Retraites/49.3: la permanence d’Edouard Philippe caillassée au Havre

Le Premier ministre français Edouard Philippe a décidé samedi de recourir au 49.3 pour adopter sans vote la réforme des retraites, ce qui a donné lieu à un vaste mouvement de protestation en France, entraînant des motions de censure de la droite et de la gauche à l’Assemblée nationale.

Quelques centaines de personnes opposées à la réforme des retraites se sont rassemblées dans le calme samedi soir à Paris près de l’Assemblée nationale pour dire « non au 49.3 ».

Au Havre, le local de campagne d’Edouard Philippe, tête de liste aux municipales, a été tagué et caillassé par des manifestants qui ont laissé éclater leur colère après la décision du Premier ministre de recourir au 49.3.

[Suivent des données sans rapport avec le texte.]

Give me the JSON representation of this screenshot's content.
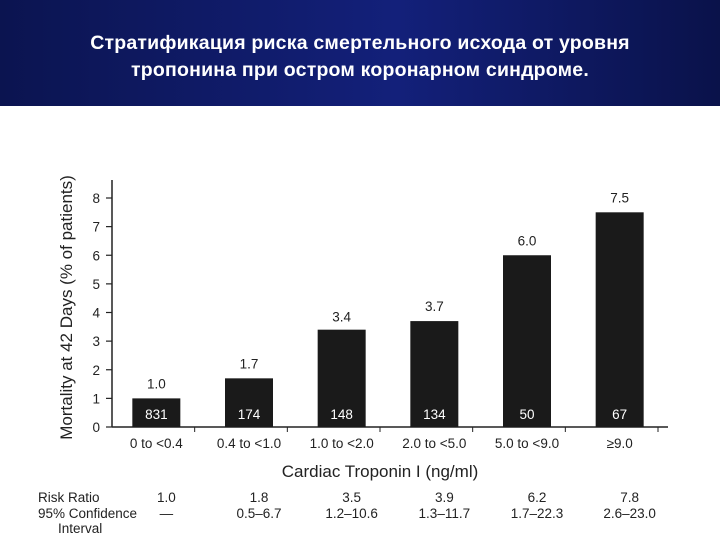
{
  "slide": {
    "title_line1": "Стратификация риска смертельного исхода от уровня",
    "title_line2": "тропонина при остром коронарном синдроме."
  },
  "chart_data": {
    "type": "bar",
    "categories": [
      "0 to <0.4",
      "0.4 to <1.0",
      "1.0 to <2.0",
      "2.0 to <5.0",
      "5.0 to <9.0",
      "≥9.0"
    ],
    "values": [
      1.0,
      1.7,
      3.4,
      3.7,
      6.0,
      7.5
    ],
    "value_labels": [
      "1.0",
      "1.7",
      "3.4",
      "3.7",
      "6.0",
      "7.5"
    ],
    "counts": [
      "831",
      "174",
      "148",
      "134",
      "50",
      "67"
    ],
    "xlabel": "Cardiac Troponin I (ng/ml)",
    "ylabel": "Mortality at 42 Days (% of patients)",
    "ylim": [
      0,
      8
    ],
    "yticks": [
      "0",
      "1",
      "2",
      "3",
      "4",
      "5",
      "6",
      "7",
      "8"
    ],
    "bar_color": "#1a1a1a",
    "grid": false
  },
  "stats": {
    "risk_ratio_label": "Risk Ratio",
    "ci_label_line1": "95% Confidence",
    "ci_label_line2": "Interval",
    "risk_ratios": [
      "1.0",
      "1.8",
      "3.5",
      "3.9",
      "6.2",
      "7.8"
    ],
    "confidence_intervals": [
      "—",
      "0.5–6.7",
      "1.2–10.6",
      "1.3–11.7",
      "1.7–22.3",
      "2.6–23.0"
    ]
  },
  "colors": {
    "header_bg": "#0d1760",
    "header_text": "#ffffff"
  }
}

Quelque 140 personnes selon la police, parties de l’hôtel de ville, avaient commencé à battre le pavé à la nuit tombée dans les rues du Havre.

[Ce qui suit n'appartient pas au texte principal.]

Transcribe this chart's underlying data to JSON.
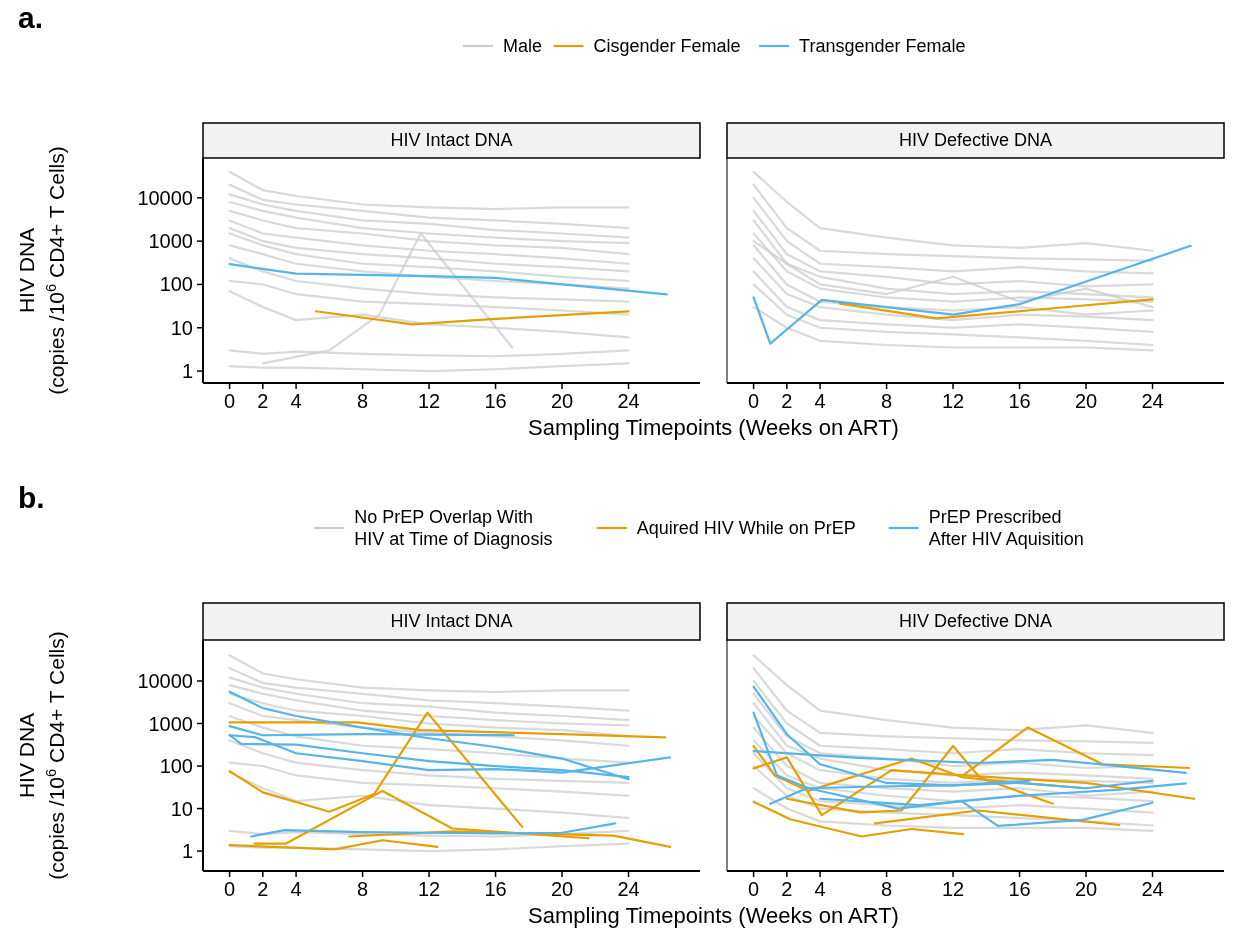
{
  "chart_data": [
    {
      "type": "line",
      "title": "HIV Intact DNA",
      "annotations": [
        "a."
      ],
      "xlabel": "Sampling Timepoints (Weeks on ART)",
      "ylabel": "HIV DNA\n(copies /10$^{6}$ CD4+ T Cells)",
      "log": "y",
      "legend": "top",
      "xlim": [
        -1.6,
        28.3
      ],
      "xticks": [
        0,
        2,
        4,
        8,
        12,
        16,
        20,
        24
      ],
      "ylim": [
        0.53,
        83000
      ],
      "yticks": [
        1,
        10,
        100,
        1000,
        10000
      ],
      "x": [
        0,
        2,
        4,
        8,
        12,
        16,
        20,
        24
      ],
      "series": [
        {
          "name": "Male",
          "color": "#cccccc",
          "values": [
            40000,
            15000,
            11000,
            7000,
            6000,
            5500,
            6000,
            6000
          ]
        },
        {
          "color": "#cccccc",
          "values": [
            20000,
            9000,
            7000,
            5000,
            3500,
            3000,
            2500,
            2000
          ]
        },
        {
          "color": "#cccccc",
          "values": [
            12000,
            7000,
            5000,
            3000,
            2500,
            1800,
            1500,
            1200
          ]
        },
        {
          "color": "#cccccc",
          "values": [
            8000,
            5000,
            3500,
            2000,
            1500,
            1200,
            1000,
            900
          ]
        },
        {
          "color": "#cccccc",
          "values": [
            5000,
            3000,
            2000,
            1500,
            1000,
            800,
            700,
            500
          ]
        },
        {
          "color": "#cccccc",
          "values": [
            3000,
            1500,
            1200,
            800,
            600,
            500,
            400,
            300
          ]
        },
        {
          "color": "#cccccc",
          "values": [
            2000,
            1000,
            700,
            500,
            400,
            300,
            250,
            200
          ]
        },
        {
          "color": "#cccccc",
          "values": [
            1500,
            800,
            500,
            300,
            250,
            200,
            150,
            120
          ]
        },
        {
          "color": "#cccccc",
          "values": [
            800,
            500,
            300,
            200,
            150,
            120,
            100,
            80
          ]
        },
        {
          "color": "#cccccc",
          "values": [
            400,
            200,
            120,
            80,
            60,
            50,
            45,
            40
          ]
        },
        {
          "color": "#cccccc",
          "values": [
            120,
            100,
            60,
            40,
            35,
            30,
            25,
            20
          ]
        },
        {
          "color": "#cccccc",
          "values": [
            70,
            30,
            15,
            20,
            12,
            10,
            8,
            6
          ]
        },
        {
          "color": "#cccccc",
          "values": [
            3,
            2.5,
            2.8,
            2.5,
            2.3,
            2.2,
            2.5,
            3
          ]
        },
        {
          "color": "#cccccc",
          "values": [
            1.3,
            1.2,
            1.2,
            1.1,
            1,
            1.1,
            1.3,
            1.5
          ]
        },
        {
          "color": "#cccccc",
          "x": [
            2,
            6,
            9,
            11.5,
            17
          ],
          "values": [
            1.5,
            3,
            20,
            1500,
            3.5
          ]
        },
        {
          "name": "Cisgender Female",
          "color": "#e69f00",
          "x": [
            5.2,
            11,
            16,
            24
          ],
          "values": [
            24,
            12,
            16,
            24
          ]
        },
        {
          "name": "Transgender Female",
          "color": "#56b4e9",
          "x": [
            0,
            4,
            12,
            16,
            26.3
          ],
          "values": [
            295,
            178,
            155,
            142,
            59
          ]
        }
      ]
    },
    {
      "type": "line",
      "title": "HIV Defective DNA",
      "tick_labels": "x",
      "log": "y",
      "xlim": [
        -1.6,
        28.3
      ],
      "xticks": [
        0,
        2,
        4,
        8,
        12,
        16,
        20,
        24
      ],
      "ylim": [
        0.53,
        83000
      ],
      "yticks": [
        1,
        10,
        100,
        1000,
        10000
      ],
      "x": [
        0,
        2,
        4,
        8,
        12,
        16,
        20,
        24
      ],
      "series": [
        {
          "color": "#cccccc",
          "values": [
            40000,
            8000,
            2000,
            1200,
            800,
            700,
            900,
            600
          ]
        },
        {
          "color": "#cccccc",
          "values": [
            20000,
            2000,
            600,
            500,
            450,
            400,
            380,
            350
          ]
        },
        {
          "color": "#cccccc",
          "values": [
            10000,
            1000,
            300,
            250,
            200,
            250,
            200,
            180
          ]
        },
        {
          "color": "#cccccc",
          "values": [
            5000,
            500,
            200,
            150,
            100,
            120,
            90,
            100
          ]
        },
        {
          "color": "#cccccc",
          "values": [
            3000,
            300,
            150,
            80,
            60,
            70,
            60,
            50
          ]
        },
        {
          "color": "#cccccc",
          "values": [
            1500,
            200,
            80,
            50,
            40,
            50,
            45,
            40
          ]
        },
        {
          "color": "#cccccc",
          "values": [
            800,
            100,
            40,
            30,
            25,
            30,
            20,
            25
          ]
        },
        {
          "color": "#cccccc",
          "values": [
            400,
            60,
            30,
            20,
            15,
            20,
            18,
            15
          ]
        },
        {
          "color": "#cccccc",
          "values": [
            200,
            30,
            15,
            12,
            10,
            12,
            10,
            8
          ]
        },
        {
          "color": "#cccccc",
          "values": [
            100,
            20,
            10,
            8,
            7,
            6,
            5,
            4
          ]
        },
        {
          "color": "#cccccc",
          "values": [
            30,
            10,
            5,
            4,
            3.5,
            3.5,
            3.5,
            3
          ]
        },
        {
          "color": "#cccccc",
          "values": [
            1000,
            300,
            100,
            60,
            150,
            40,
            80,
            30
          ]
        },
        {
          "color": "#e69f00",
          "x": [
            5.2,
            11,
            16,
            24
          ],
          "values": [
            36,
            16.5,
            24,
            45
          ]
        },
        {
          "color": "#56b4e9",
          "x": [
            0,
            1,
            4.1,
            12,
            16,
            26.3
          ],
          "values": [
            50,
            4.3,
            44,
            20,
            35,
            780
          ]
        }
      ]
    },
    {
      "type": "line",
      "title": "HIV Intact DNA",
      "annotations": [
        "b."
      ],
      "xlabel": "Sampling Timepoints (Weeks on ART)",
      "ylabel": "HIV DNA\n(copies /10$^{6}$ CD4+ T Cells)",
      "log": "y",
      "legend": "top",
      "xlim": [
        -1.6,
        28.3
      ],
      "xticks": [
        0,
        2,
        4,
        8,
        12,
        16,
        20,
        24
      ],
      "ylim": [
        0.34,
        92000
      ],
      "yticks": [
        1,
        10,
        100,
        1000,
        10000
      ],
      "x": [
        0,
        2,
        4,
        8,
        12,
        16,
        20,
        24
      ],
      "series": [
        {
          "name": "No PrEP Overlap With\nHIV at Time of Diagnosis",
          "color": "#cccccc",
          "values": [
            40000,
            15000,
            11000,
            7000,
            6000,
            5500,
            6000,
            6000
          ]
        },
        {
          "color": "#cccccc",
          "values": [
            20000,
            9000,
            7000,
            5000,
            3500,
            3000,
            2500,
            2000
          ]
        },
        {
          "color": "#cccccc",
          "values": [
            12000,
            7000,
            5000,
            3000,
            2500,
            1800,
            1500,
            1200
          ]
        },
        {
          "color": "#cccccc",
          "values": [
            8000,
            5000,
            3500,
            2000,
            1500,
            1200,
            1000,
            900
          ]
        },
        {
          "color": "#cccccc",
          "values": [
            5000,
            3000,
            2000,
            1500,
            1000,
            800,
            700,
            500
          ]
        },
        {
          "color": "#cccccc",
          "values": [
            3000,
            1500,
            1200,
            800,
            600,
            500,
            400,
            300
          ]
        },
        {
          "color": "#cccccc",
          "values": [
            1500,
            800,
            500,
            300,
            250,
            200,
            150,
            120
          ]
        },
        {
          "color": "#cccccc",
          "values": [
            400,
            200,
            120,
            80,
            60,
            50,
            45,
            40
          ]
        },
        {
          "color": "#cccccc",
          "values": [
            120,
            100,
            60,
            40,
            35,
            30,
            25,
            20
          ]
        },
        {
          "color": "#cccccc",
          "values": [
            70,
            30,
            15,
            20,
            12,
            10,
            8,
            6
          ]
        },
        {
          "color": "#cccccc",
          "values": [
            3,
            2.5,
            2.8,
            2.5,
            2.3,
            2.2,
            2.5,
            3
          ]
        },
        {
          "color": "#cccccc",
          "values": [
            1.3,
            1.2,
            1.2,
            1.1,
            1,
            1.1,
            1.3,
            1.5
          ]
        },
        {
          "name": "Aquired HIV While on PrEP",
          "color": "#e69f00",
          "x": [
            0,
            2.2,
            7.7,
            11.5,
            20,
            26.2
          ],
          "values": [
            1060,
            1060,
            1060,
            700,
            560,
            470
          ]
        },
        {
          "color": "#e69f00",
          "x": [
            0,
            2,
            6,
            8.7,
            11.9,
            17.6
          ],
          "values": [
            76,
            24,
            8.4,
            22,
            1800,
            3.7
          ]
        },
        {
          "color": "#e69f00",
          "x": [
            1.5,
            3.4,
            9.2,
            13.4,
            21.6
          ],
          "values": [
            1.5,
            1.5,
            26,
            3.4,
            2
          ]
        },
        {
          "color": "#e69f00",
          "x": [
            0,
            6.3,
            9.2,
            12.5
          ],
          "values": [
            1.38,
            1.1,
            1.8,
            1.26
          ]
        },
        {
          "color": "#e69f00",
          "x": [
            7.2,
            13.4,
            23.1,
            26.5
          ],
          "values": [
            2.2,
            2.9,
            2.3,
            1.26
          ]
        },
        {
          "name": "PrEP Prescribed\nAfter HIV Aquisition",
          "color": "#56b4e9",
          "x": [
            0,
            2,
            4,
            8,
            12,
            16,
            20,
            24
          ],
          "values": [
            5600,
            2300,
            1500,
            800,
            450,
            280,
            150,
            49
          ]
        },
        {
          "color": "#56b4e9",
          "x": [
            0,
            2,
            4,
            8,
            12,
            17.1
          ],
          "values": [
            870,
            530,
            540,
            560,
            550,
            530
          ]
        },
        {
          "color": "#56b4e9",
          "x": [
            0,
            0.7,
            4,
            8,
            12,
            16,
            20,
            24
          ],
          "values": [
            530,
            330,
            320,
            200,
            130,
            100,
            80,
            55
          ]
        },
        {
          "color": "#56b4e9",
          "x": [
            0,
            1.5,
            4,
            8,
            12,
            16,
            20,
            26.5
          ],
          "values": [
            530,
            480,
            200,
            130,
            80,
            85,
            70,
            160
          ]
        },
        {
          "color": "#56b4e9",
          "x": [
            1.3,
            3.3,
            8,
            12,
            16,
            20,
            23.2
          ],
          "values": [
            2.2,
            3.1,
            2.8,
            2.7,
            2.6,
            2.7,
            4.5
          ]
        }
      ]
    },
    {
      "type": "line",
      "title": "HIV Defective DNA",
      "tick_labels": "x",
      "log": "y",
      "xlim": [
        -1.6,
        28.3
      ],
      "xticks": [
        0,
        2,
        4,
        8,
        12,
        16,
        20,
        24
      ],
      "ylim": [
        0.34,
        92000
      ],
      "yticks": [
        1,
        10,
        100,
        1000,
        10000
      ],
      "x": [
        0,
        2,
        4,
        8,
        12,
        16,
        20,
        24
      ],
      "series": [
        {
          "color": "#cccccc",
          "values": [
            40000,
            8000,
            2000,
            1200,
            800,
            700,
            900,
            600
          ]
        },
        {
          "color": "#cccccc",
          "values": [
            20000,
            2000,
            600,
            500,
            450,
            400,
            380,
            350
          ]
        },
        {
          "color": "#cccccc",
          "values": [
            10000,
            1000,
            300,
            250,
            200,
            250,
            200,
            180
          ]
        },
        {
          "color": "#cccccc",
          "values": [
            5000,
            500,
            200,
            150,
            100,
            120,
            90,
            100
          ]
        },
        {
          "color": "#cccccc",
          "values": [
            3000,
            300,
            150,
            80,
            60,
            70,
            60,
            50
          ]
        },
        {
          "color": "#cccccc",
          "values": [
            1500,
            200,
            80,
            50,
            40,
            50,
            45,
            40
          ]
        },
        {
          "color": "#cccccc",
          "values": [
            800,
            100,
            40,
            30,
            25,
            30,
            20,
            25
          ]
        },
        {
          "color": "#cccccc",
          "values": [
            400,
            60,
            30,
            20,
            15,
            20,
            18,
            15
          ]
        },
        {
          "color": "#cccccc",
          "values": [
            200,
            30,
            15,
            12,
            10,
            12,
            10,
            8
          ]
        },
        {
          "color": "#cccccc",
          "values": [
            100,
            20,
            10,
            8,
            7,
            6,
            5,
            4
          ]
        },
        {
          "color": "#cccccc",
          "values": [
            30,
            10,
            5,
            4,
            3.5,
            3.5,
            3.5,
            3
          ]
        },
        {
          "color": "#e69f00",
          "x": [
            0,
            1.3,
            3.3,
            9.5,
            12.6,
            16,
            20
          ],
          "values": [
            295,
            59,
            26,
            150,
            54,
            40,
            30
          ]
        },
        {
          "color": "#e69f00",
          "x": [
            0,
            2,
            4.1,
            8.3,
            12.6,
            16,
            20,
            26.5
          ],
          "values": [
            88,
            160,
            7,
            80,
            60,
            50,
            40,
            17
          ]
        },
        {
          "color": "#e69f00",
          "x": [
            2,
            6.4,
            8.9,
            12,
            13.6,
            18
          ],
          "values": [
            17,
            8.1,
            9,
            295,
            54,
            13
          ]
        },
        {
          "color": "#e69f00",
          "x": [
            12.6,
            16.5,
            21,
            26.2
          ],
          "values": [
            60,
            810,
            110,
            90
          ]
        },
        {
          "color": "#e69f00",
          "x": [
            0,
            2.2,
            6.5,
            9.5,
            12.6
          ],
          "values": [
            14.5,
            5.6,
            2.2,
            3.3,
            2.5
          ]
        },
        {
          "color": "#e69f00",
          "x": [
            7.3,
            13.5,
            22
          ],
          "values": [
            4.5,
            9,
            4.1
          ]
        },
        {
          "color": "#56b4e9",
          "x": [
            0,
            2,
            4,
            8,
            12,
            16,
            20,
            24
          ],
          "values": [
            7400,
            560,
            110,
            40,
            35,
            40,
            30,
            45
          ]
        },
        {
          "color": "#56b4e9",
          "x": [
            0,
            1.4,
            3.3,
            8.7,
            12.5,
            14.7,
            19.8,
            24
          ],
          "values": [
            1800,
            61,
            30,
            10,
            15,
            3.9,
            5.4,
            13.7
          ]
        },
        {
          "color": "#56b4e9",
          "x": [
            0,
            6.3,
            13.5,
            18,
            20.6,
            26
          ],
          "values": [
            225,
            156,
            118,
            140,
            112,
            69
          ]
        },
        {
          "color": "#56b4e9",
          "x": [
            1,
            3.2,
            7.5,
            12,
            16.6
          ],
          "values": [
            13,
            30,
            33,
            35,
            45
          ]
        },
        {
          "color": "#56b4e9",
          "x": [
            4,
            10,
            16,
            22,
            26
          ],
          "values": [
            17,
            12,
            20,
            28,
            39
          ]
        }
      ]
    }
  ]
}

Arrivés devant sa permanence, des manifestants ont commencé à taguer le local et jeté des pierres sur la vitrine qui a été en partie brisée. Des poubelles ont été déversées et une voiture a également été dégradée.

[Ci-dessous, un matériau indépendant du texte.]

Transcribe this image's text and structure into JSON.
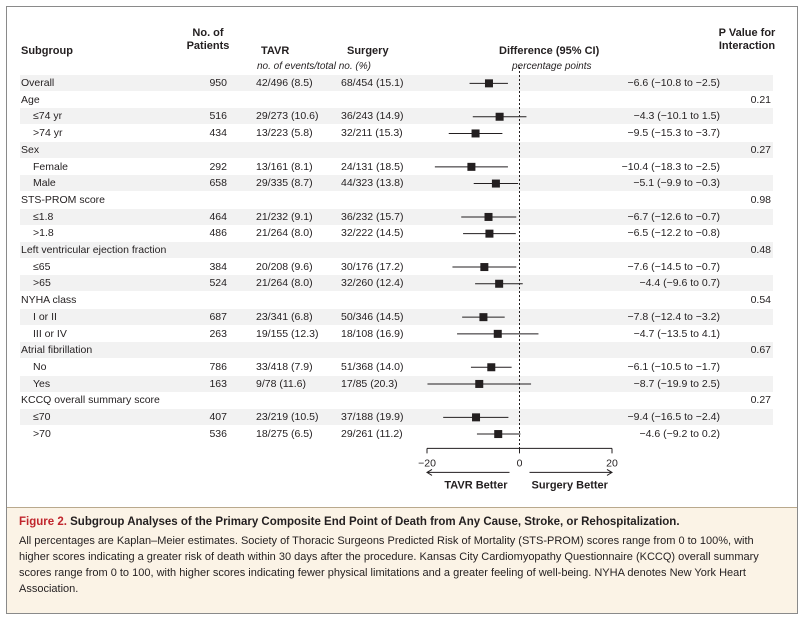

« 49.3 Philippe prend la fièvre« , « Mettons le en quarantaine« , « Déni de démocratie » pouvait-on lire sur des inscriptions fraîchement peintes à la bombe.

A Paris, le rassemblement spontané, lancé sur les réseaux sociaux, se déroulait dans une ambiance calme, et les manifestants ont été maintenus à distance sur le pont de la Concorde par les forces de l’ordre, à environ 200 mètres de l’Assemblée.

Au milieu de quelques slogans anticapitalistes, ils scandaient notamment « Tout le monde déteste Édouard Philippe », ou encore « On est là, même si Macron ne veut pas, nous on est là ».

Karine et Aurélia, deux enseignantes mobilisées « depuis des mois » contre la réforme des retraites, sont venues « spontanément » pour dénoncer le « mépris ++ du gouvernement ». « C’est pitoyable, on hallucine », ont-elles déclaré.

« Je suis venu immédiatement », a également expliqué Pascal Brocard, un « gilet jaune » de 39 ans, dépité de « l’annonce » mais aussi de « la méthode », un « samedi soir » et en pleine crise sanitaire.

Il a dit craindre « des interdictions de manifestations sous prétexte du coronavirus ». « Ce serait jouer un jeu très dangereux ».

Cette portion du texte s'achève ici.